Bad News or Terrible News First

This guy was sitting in his attorney's office.
"Do you want the bad news first or the terrible
news?" the lawyer said.

"Give me the bad news first."

"Your wife found a picture worth a half-million dollars."

"That's the bad news?" asked the man incredulously.
"I can't wait to hear the terrible news."

"The terrible news is that it's of you and your secretary."

Top 10 Ways To Handle Stress

1. Jam 39 tiny marshmallows up your nose and try to sneeze them out.

2. Use your Mastercard to pay your Visa.

3. Pop some popcorn without putting the lid on.

4. When someone says, "Have a nice day", say you have other plans.

5. Find out what a frog in a blender really looks like.

6. Forget the Diet Center and send yourself a candygram.

7. Make a list of things to do that you've already done.

8. Dance naked in front of your pets.

9. Put your toddler's clothes on backwards and send him off to preschool as if nothing were wrong.

10. Retaliate for tax woes by filling out your tax forms with Roman Numerals.

Thanksgiving Weather Forecast

In the pre-Thanksgiving rush, we have received an early
weather report from our in-house weather reporters.
This is one you should be sure to email to your Mom.
Turkeys will thaw in the morning, then warm in the oven
to an afternoon high near 190F. The kitchen will turn hot
and humid, and if you bother the cook, be ready for a
severe squall or cold shoulder.

During the late afternoon and evening, the cold front of
a knife will slice through the turkey, causing an accumulation
of one to two inches on plates.

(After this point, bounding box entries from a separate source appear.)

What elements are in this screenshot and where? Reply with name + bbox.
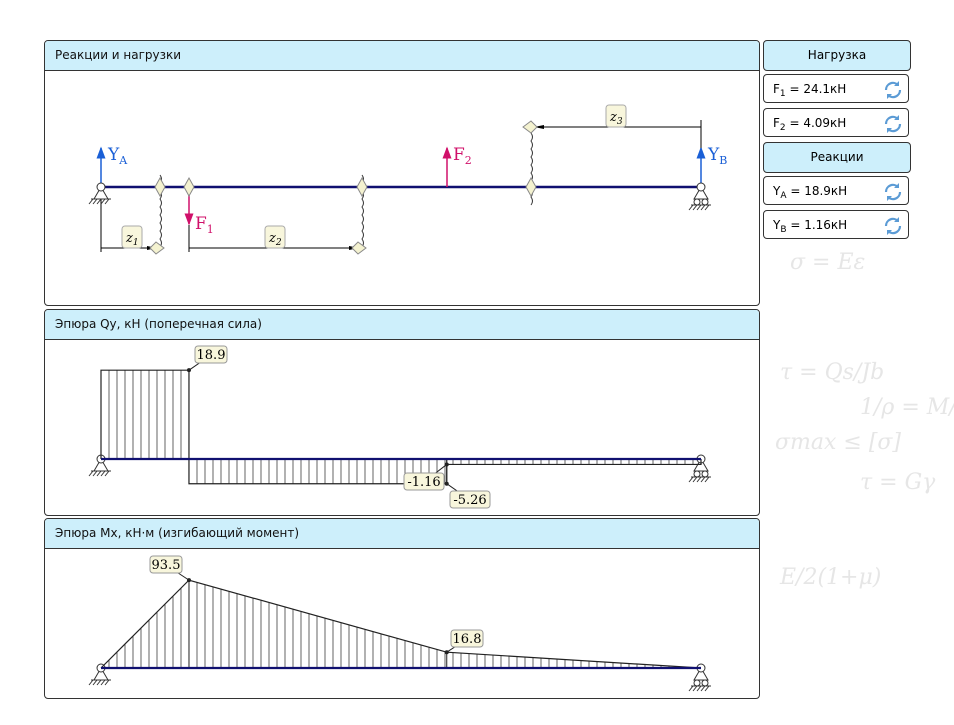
moment-panel: Эпюра Mx, кН·м (изгибающий момент) — [44, 518, 760, 699]
watermark: E/2(1+μ) — [780, 565, 882, 590]
loads-panel-title: Реакции и нагрузки — [45, 41, 759, 71]
refresh-icon[interactable] — [882, 113, 904, 135]
shear-panel: Эпюра Qy, кН (поперечная сила) — [44, 309, 760, 516]
shear-panel-title: Эпюра Qy, кН (поперечная сила) — [45, 310, 759, 340]
watermark: σmax ≤ [σ] — [775, 430, 902, 455]
f1-value[interactable]: F1 = 24.1кН — [763, 74, 909, 103]
watermark: τ = Gγ — [860, 470, 936, 495]
f2-value[interactable]: F2 = 4.09кН — [763, 108, 909, 137]
ya-value[interactable]: YA = 18.9кН — [763, 176, 909, 205]
ya-text: = 18.9кН — [786, 184, 848, 198]
load-header: Нагрузка — [763, 40, 911, 71]
f2-symbol: F — [773, 116, 780, 130]
watermark: 1/ρ = M/EJ — [860, 395, 954, 420]
watermark: τ = Qs/Jb — [780, 360, 885, 385]
refresh-icon[interactable] — [882, 215, 904, 237]
f2-text: = 4.09кН — [785, 116, 847, 130]
reactions-header: Реакции — [763, 142, 911, 173]
moment-panel-title: Эпюра Mx, кН·м (изгибающий момент) — [45, 519, 759, 549]
yb-value[interactable]: YB = 1.16кН — [763, 210, 909, 239]
loads-panel: Реакции и нагрузки — [44, 40, 760, 306]
watermark: σ = Eε — [790, 250, 866, 275]
refresh-icon[interactable] — [882, 181, 904, 203]
f1-symbol: F — [773, 82, 780, 96]
yb-text: = 1.16кН — [786, 218, 848, 232]
refresh-icon[interactable] — [882, 79, 904, 101]
f1-text: = 24.1кН — [785, 82, 847, 96]
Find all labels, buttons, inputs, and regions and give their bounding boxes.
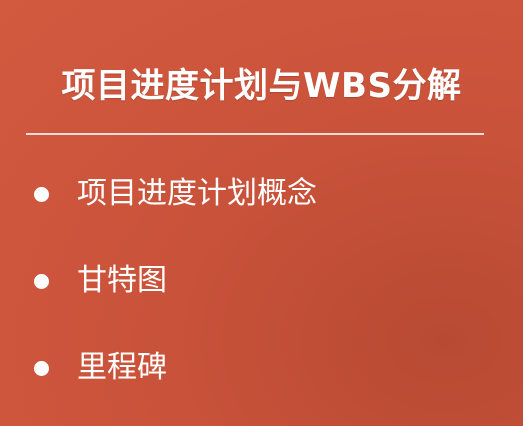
bullet-item-milestone: 里程碑 xyxy=(34,346,317,390)
bullet-item-gantt: 甘特图 xyxy=(34,259,317,303)
slide-title: 项目进度计划与WBS分解 xyxy=(61,66,462,106)
bullet-dot-icon xyxy=(34,273,49,289)
bullet-label: 甘特图 xyxy=(77,263,167,298)
bullet-label: 里程碑 xyxy=(77,350,167,385)
bullet-dot-icon xyxy=(34,360,49,376)
bullet-item-concept: 项目进度计划概念 xyxy=(34,172,317,216)
bullet-dot-icon xyxy=(34,186,49,202)
bullet-list: 项目进度计划概念 甘特图 里程碑 xyxy=(34,172,317,426)
slide: 项目进度计划与WBS分解 项目进度计划概念 甘特图 里程碑 xyxy=(0,0,523,426)
title-divider xyxy=(26,133,484,135)
bullet-label: 项目进度计划概念 xyxy=(77,176,317,211)
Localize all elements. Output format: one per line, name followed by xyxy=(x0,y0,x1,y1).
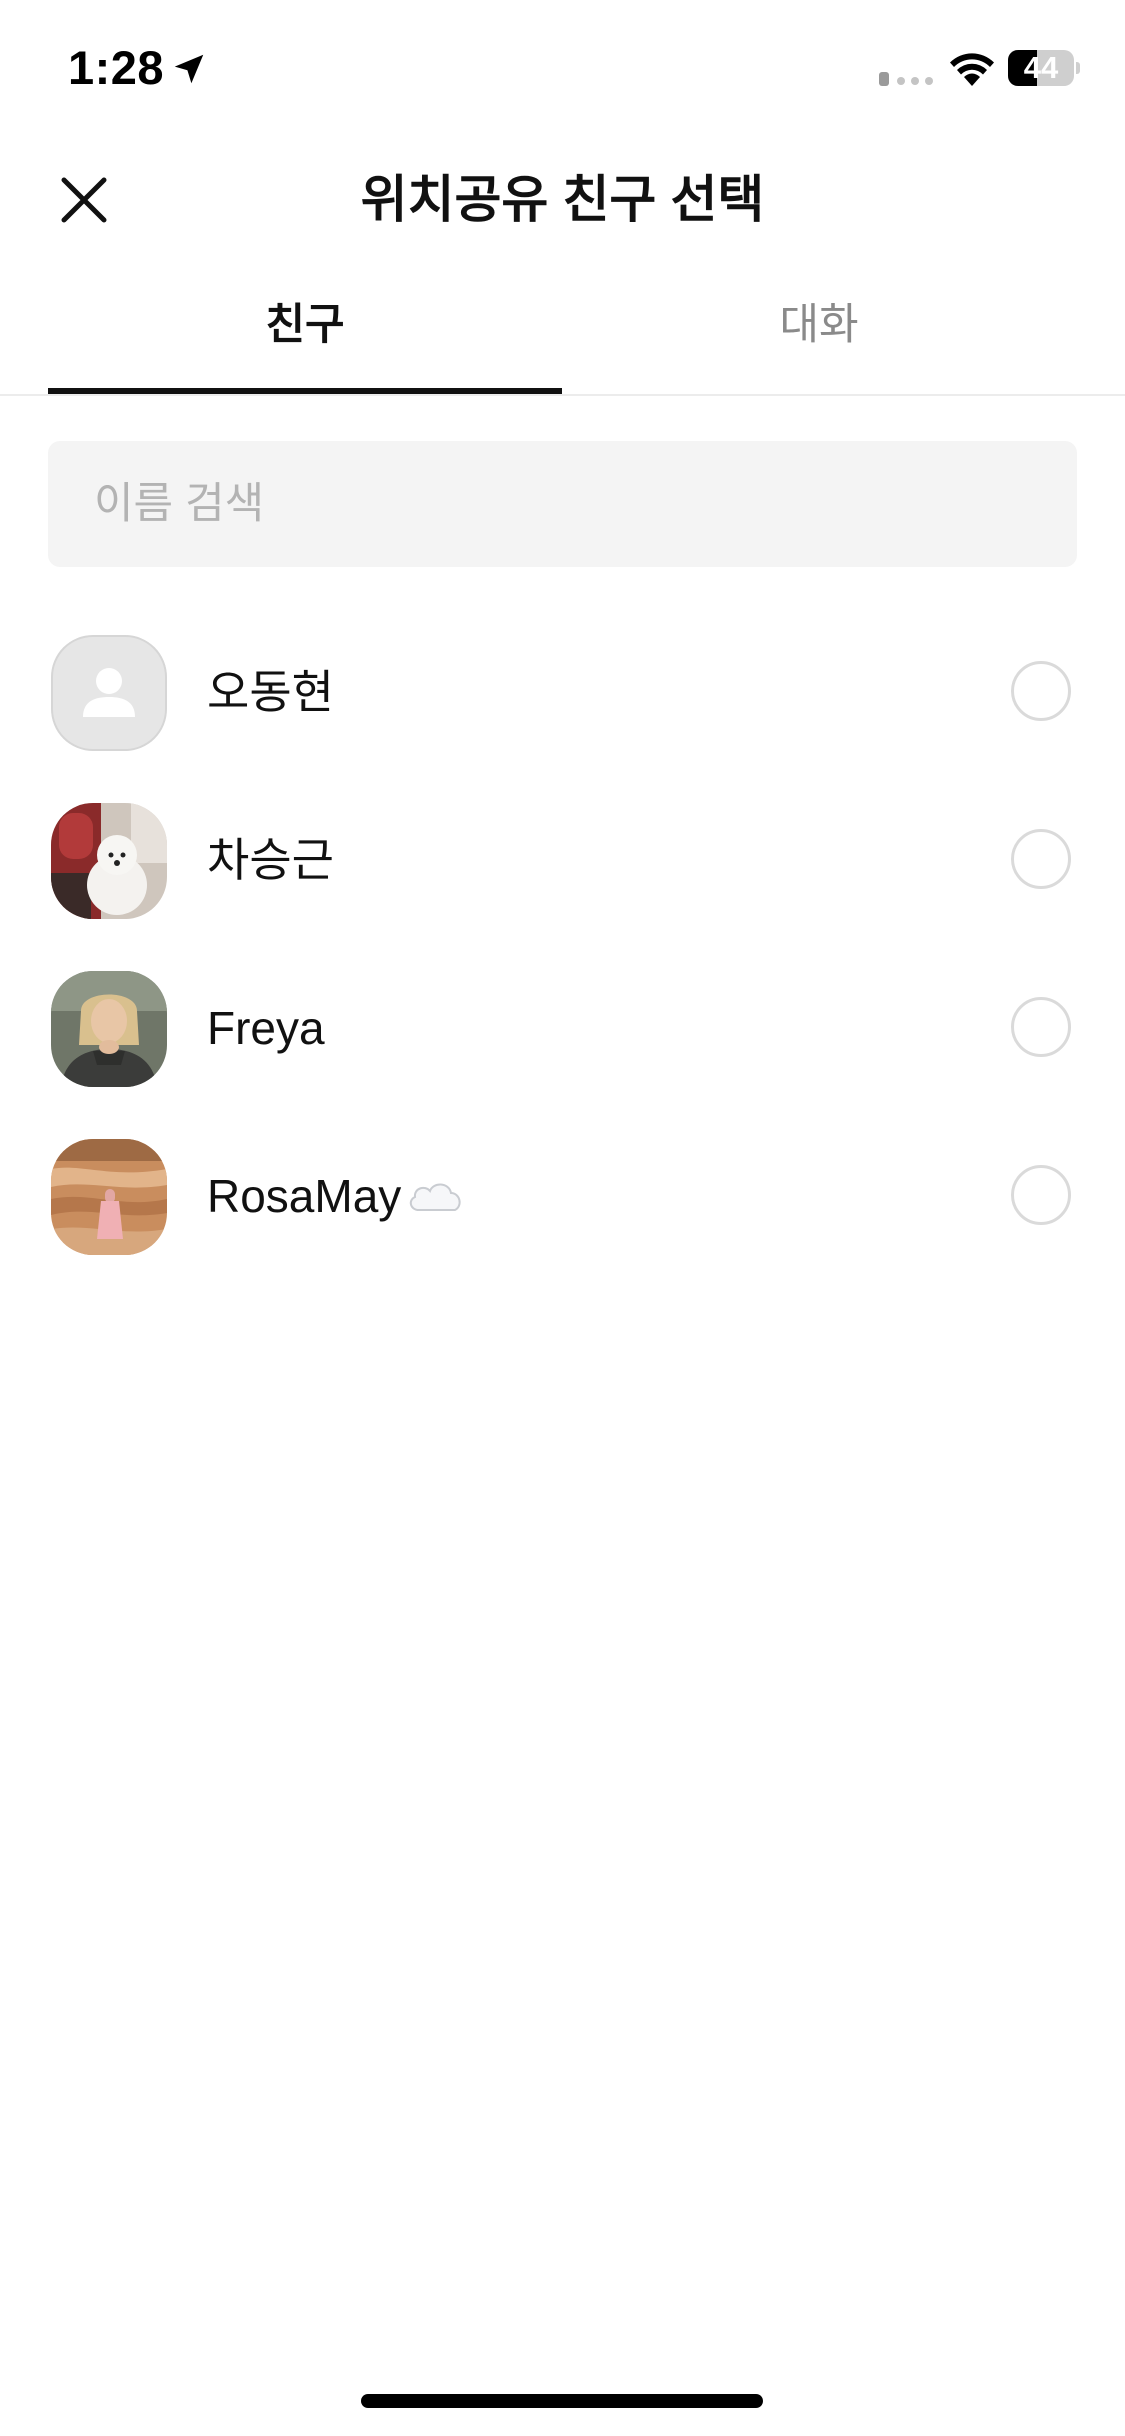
friend-name-text: 오동현 xyxy=(207,666,334,718)
friend-row[interactable]: 오동현 xyxy=(0,608,1125,776)
page-title: 위치공유 친구 선택 xyxy=(360,171,765,228)
select-radio[interactable] xyxy=(1011,1165,1071,1225)
friend-row[interactable]: 차승근 xyxy=(0,776,1125,944)
cloud-icon xyxy=(410,1183,461,1211)
friend-name: 차승근 xyxy=(207,776,334,944)
select-radio[interactable] xyxy=(1011,997,1071,1057)
status-time: 1:28 xyxy=(68,41,165,94)
signal-dots-icon xyxy=(879,72,933,86)
home-indicator xyxy=(361,2394,763,2408)
profile-photo-avatar xyxy=(51,803,167,919)
location-arrow-icon xyxy=(174,54,204,84)
search-box[interactable] xyxy=(48,441,1077,567)
friend-name: RosaMay☁️ xyxy=(207,1112,465,1280)
battery-icon: 44 xyxy=(1008,50,1080,86)
friend-name: 오동현 xyxy=(207,608,334,776)
friend-name: Freya xyxy=(207,944,325,1112)
status-bar: 1:28 44 xyxy=(0,0,1125,140)
profile-photo-avatar xyxy=(51,1139,167,1255)
default-profile-avatar xyxy=(51,635,167,751)
battery-cap xyxy=(1076,62,1080,74)
select-radio[interactable] xyxy=(1011,829,1071,889)
tab-chats[interactable]: 대화 xyxy=(562,260,1076,396)
active-tab-indicator xyxy=(48,388,562,394)
friend-name-text: 차승근 xyxy=(207,834,334,886)
friend-row[interactable]: Freya xyxy=(0,944,1125,1112)
close-icon xyxy=(61,177,107,223)
friend-name-text: RosaMay xyxy=(207,1170,402,1222)
tab-friends[interactable]: 친구 xyxy=(48,260,562,396)
tab-bar: 친구 대화 xyxy=(0,260,1125,396)
battery-body: 44 xyxy=(1008,50,1074,86)
header: 위치공유 친구 선택 xyxy=(0,140,1125,260)
screen: 1:28 44 위치공유 친구 선택 친구 대화 이름 검색 오동현 차승근 F… xyxy=(0,0,1125,2436)
battery-level: 44 xyxy=(1023,50,1059,85)
search-input[interactable] xyxy=(94,441,1031,567)
friend-row[interactable]: RosaMay☁️ xyxy=(0,1112,1125,1280)
close-button[interactable] xyxy=(48,164,120,236)
friend-name-text: Freya xyxy=(207,1002,325,1054)
select-radio[interactable] xyxy=(1011,661,1071,721)
profile-photo-avatar xyxy=(51,971,167,1087)
friend-list: 오동현 차승근 Freya RosaMay xyxy=(0,608,1125,1280)
wifi-icon xyxy=(950,53,994,86)
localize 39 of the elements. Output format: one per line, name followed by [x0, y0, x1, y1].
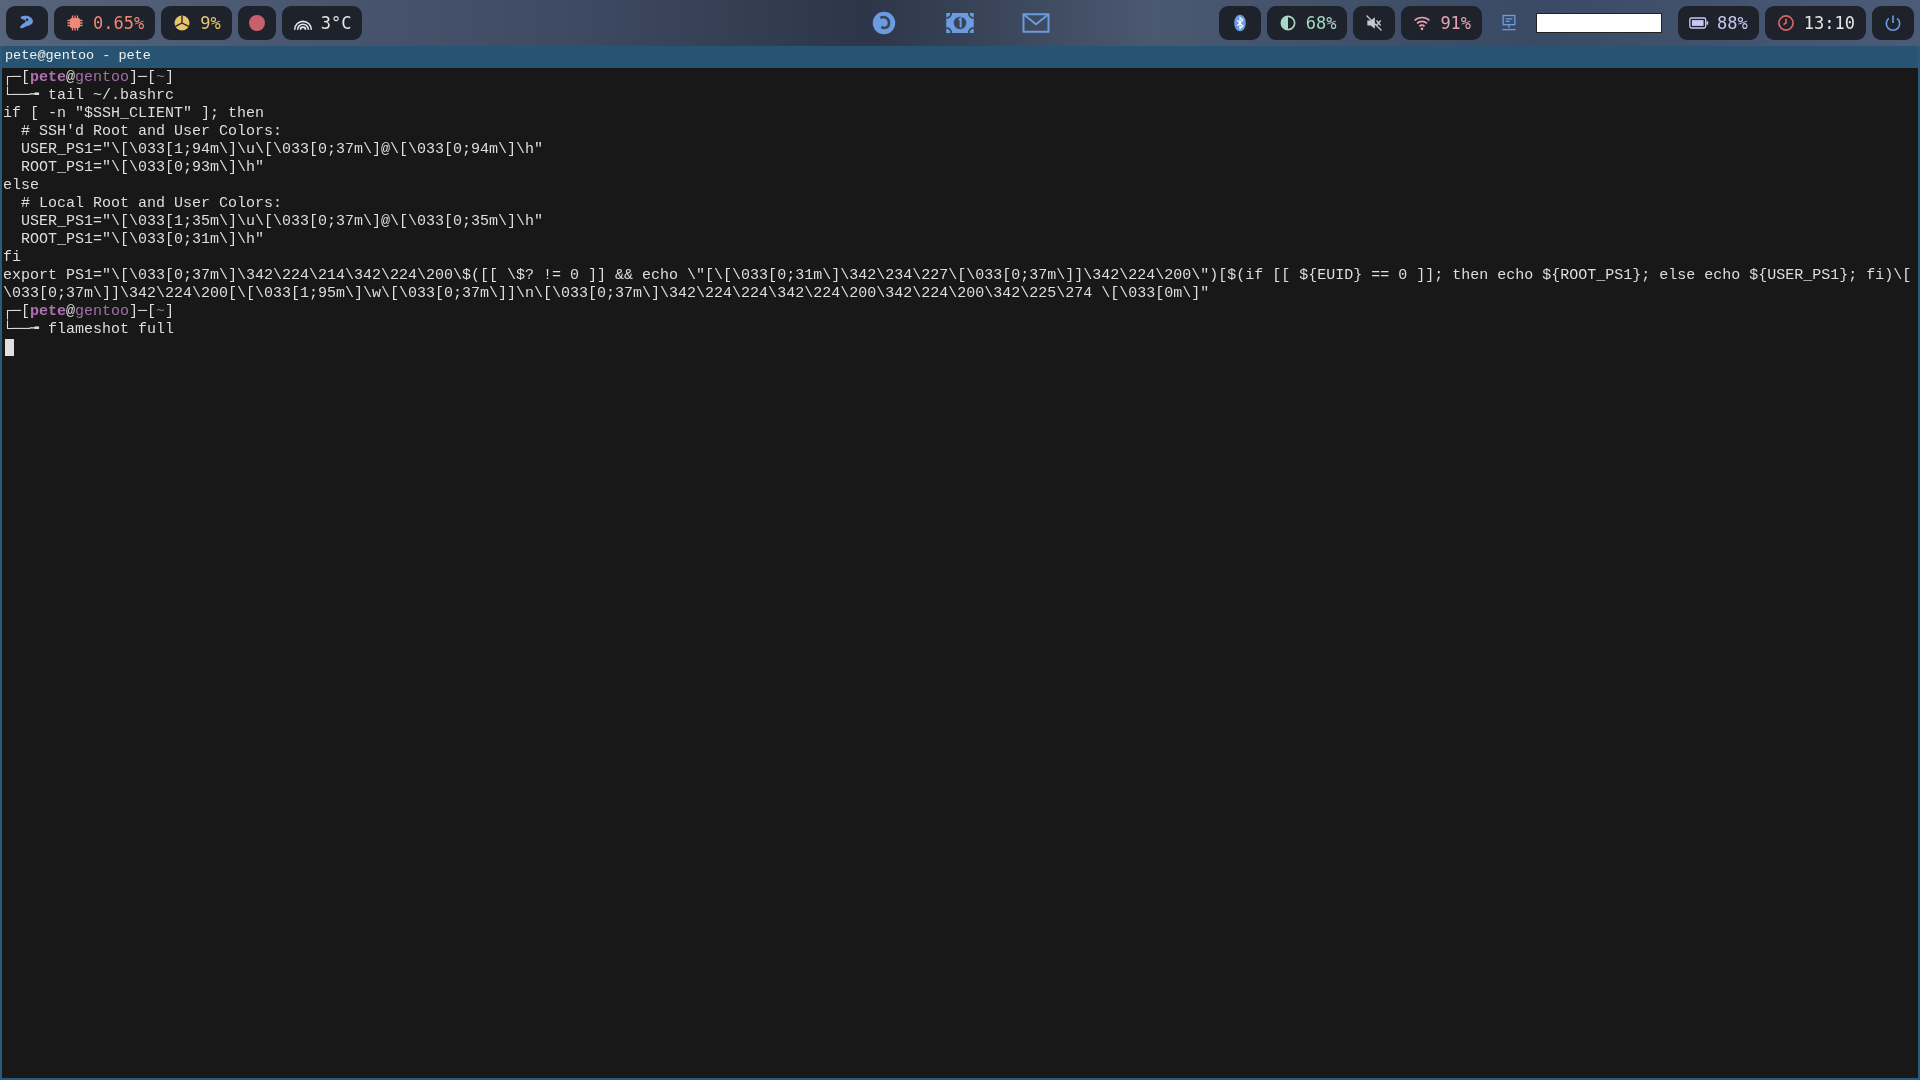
- output-line: else: [3, 177, 39, 195]
- output-line: USER_PS1="\[\033[1;94m\]\u\[\033[0;37m\]@\[\033[0;94m\]\h": [20, 141, 544, 159]
- memory-module[interactable]: 9%: [161, 6, 232, 40]
- power-icon: [1883, 13, 1903, 33]
- output-line: fi: [3, 249, 21, 267]
- memory-reading: 9%: [200, 13, 221, 33]
- muted-module[interactable]: [1353, 6, 1396, 40]
- temperature-reading: 3°C: [320, 13, 352, 33]
- cpu-module[interactable]: 0.65%: [54, 6, 156, 40]
- clock-reading: 13:10: [1803, 13, 1855, 33]
- output-line: export PS1="\[\033[0;37m\]\342\224\214\342\224\200\$([[ \$? != 0 ]] && echo \"[\[\033[0;31m\]\342\234\227\[\033[0;37m\]]\342\224\200\")[$(if [[ ${EUID} == 0 ]]; then echo ${ROOT_PS1}; else echo ${USER_PS1}; fi)\[: [3, 267, 1912, 285]
- battery-reading: 88%: [1717, 13, 1748, 33]
- record-module[interactable]: [237, 6, 276, 40]
- output-line: USER_PS1="\[\033[1;35m\]\u\[\033[0;37m\]@\[\033[0;35m\]\h": [20, 213, 544, 231]
- clock-module[interactable]: 13:10: [1764, 6, 1866, 40]
- chip-icon: [65, 13, 85, 33]
- power-module[interactable]: [1872, 6, 1914, 40]
- prompt-line: └──╼ flameshot full: [3, 321, 175, 339]
- cpu-reading: 0.65%: [93, 13, 145, 33]
- prompt-line: └──╼ tail ~/.bashrc: [3, 87, 175, 105]
- wifi-module[interactable]: 91%: [1401, 6, 1483, 40]
- temperature-module[interactable]: 3°C: [281, 6, 363, 40]
- output-line: # SSH'd Root and User Colors:: [20, 123, 283, 141]
- bluetooth-module[interactable]: [1218, 6, 1261, 40]
- brightness-module[interactable]: 68%: [1266, 6, 1348, 40]
- brightness-reading: 68%: [1305, 13, 1337, 33]
- output-line: # Local Root and User Colors:: [20, 195, 283, 213]
- output-line: ROOT_PS1="\[\033[0;31m\]\h": [20, 231, 265, 249]
- prompt-line: ┌─[pete@gentoo]─[~]: [3, 69, 175, 87]
- clock-icon: [1775, 13, 1796, 33]
- logo-module[interactable]: [6, 6, 48, 40]
- window-title: pete@gentoo - pete: [2, 46, 1918, 68]
- output-line: if [ -n "$SSH_CLIENT" ]; then: [3, 105, 265, 123]
- text-cursor: [5, 339, 14, 356]
- wifi-reading: 91%: [1440, 13, 1472, 33]
- output-line: ROOT_PS1="\[\033[0;93m\]\h": [20, 159, 265, 177]
- battery-module[interactable]: 88%: [1678, 6, 1759, 40]
- output-line: \033[0;37m\]]\342\224\200[\[\033[1;95m\]\w\[\033[0;37m\]]\n\[\033[0;37m\]\342\224\224\342\224\200\342\224\200\342\225\274 \[\033[0m\]": [3, 285, 1210, 303]
- prompt-line: ┌─[pete@gentoo]─[~]: [3, 303, 175, 321]
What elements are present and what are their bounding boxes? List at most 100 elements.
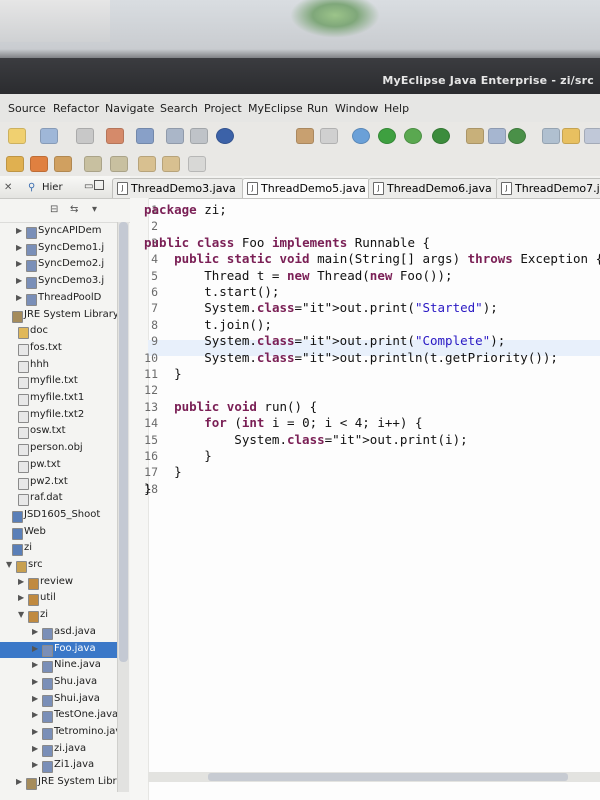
run-config-icon[interactable] (404, 128, 422, 144)
tab-threaddemo5[interactable]: J ThreadDemo5.java (242, 178, 370, 198)
tree-item[interactable]: pw.txt (0, 458, 128, 474)
annotation-icon[interactable] (30, 156, 48, 172)
save-icon[interactable] (40, 128, 58, 144)
view-menu-icon[interactable]: ▾ (92, 204, 97, 215)
tree-item[interactable]: ▶ Tetromino.jav (0, 725, 128, 741)
menu-source[interactable]: Source (8, 102, 46, 115)
tab-threaddemo3[interactable]: J ThreadDemo3.java (112, 178, 244, 198)
tree-item[interactable]: ▶ SyncDemo1.j (0, 241, 128, 257)
edit-icon[interactable] (54, 156, 72, 172)
expand-arrow-icon[interactable]: ▼ (18, 610, 24, 619)
package-explorer-tab-icon[interactable]: ✕ (4, 182, 12, 193)
tree-item[interactable]: ▶ SyncDemo2.j (0, 257, 128, 273)
menu-myeclipse[interactable]: MyEclipse (248, 102, 303, 115)
browser-icon[interactable] (216, 128, 234, 144)
collapse-arrow-icon[interactable]: ▶ (32, 694, 38, 703)
tree-item[interactable]: fos.txt (0, 341, 128, 357)
maximize-icon[interactable] (94, 180, 104, 190)
open-resource-icon[interactable] (320, 128, 338, 144)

Mashed potatoes will drift
across one side, while cranberry sauce creates slippery spots
on the other. Please pass the gravy.

A weight watch and indigestion warning have been issued for
the entire area, with increased stuffiness around the beltway.
During the evening, the turkey will diminish and taper off
to leftovers, dropping to a low of 34F in the refrigerator.

Looking ahead to Friday and Saturday, high pressure to eat
sandwiches will be established. Flurries of leftovers can
be expected both days with a 50 percent chance of
scattered soup late in the day. We expect a warming
trend where soup develops. By early next week, eating
pressure will be low as the only wish left will be the bone.